Gutenberg books with GNU/Linux - Part 1

Gutenberg books with GNU/Linux - Part 1


I am a great fan of the Gutenberg project, a noteworthy and honorable effort to digitize copyright-free texts. This project has released into the public domain over 20,000 classic books.

This article will explain how to integrate this huge body of material with the Ubuntu desktop.

The Gutenberg project releases books in a standard text format. Volunteers convert a subset of the text to HTML and PDFs and to a few other less ubiquitous formats besides. Other support sites such as manybooks.net give you even more choice of formats including compressed formats for palmtops, iPod and Java-based telephones. These sites are mostly free with the option to make a small donation.

The Gutenberg project has delivered to the world the base material for serious and progressive Edutainment. Started back in 1971 by Michael S. Hart, the project has blossomed with numerous affiliated projects. The project's great success is measurable with a body of around 100,000 available texts--and rising.

The Gutenberg project has delivered to the world the base material for serious and progressive Edutainment.

Can software help bring to life plain text files? Alternatively, are we doomed to wander the world carrying sheets of paper and waiting for the next advance in smart reader technology and potential commercial vendor lock-in?

I will discuss the installation and merits of the following packages:

  • guternbrowser
  • gmountiso
  • espeak
  • recite
  • serpentine

By the finish you will be able to browse e-text and/or hear the text spoken. I will also explain how to download and mount Gutenberg CDs (with collections of books).

Installing the e-text browsing packages

With so many packages available in the GNU/Linux universe, it makes sense to search for a pre-compiled binary rather than installing from a downloaded tar file.
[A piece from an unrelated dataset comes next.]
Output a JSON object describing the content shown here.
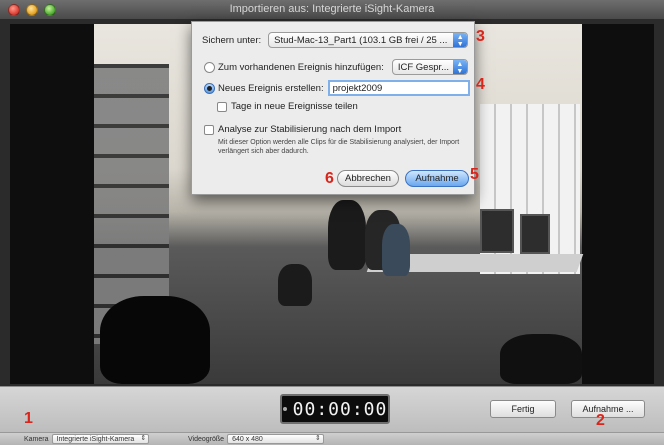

I personally find it natural to run apt from the command line; for example typing:

sudo apt-cache search guten.

To my surprise, my search only returned two entries: PYGE[13] (an unrelated python based series of related file manipulation applications) and gutenbrowser. Gutenbrowser sounded promising, running:

apt-cache show gutenbrowser

You can see that the package is an e-text reader supported by Ubuntu, falling under the general section universe/text. To install the software, input:

sudo apt-get install gutenbrowser

Test the newly-installed software by typing gutenbrowser. An e-reader will pop-up, as shown in figure 1

Figure 1: The gutenbrowser under fire.Figure 1: The gutenbrowser under fire.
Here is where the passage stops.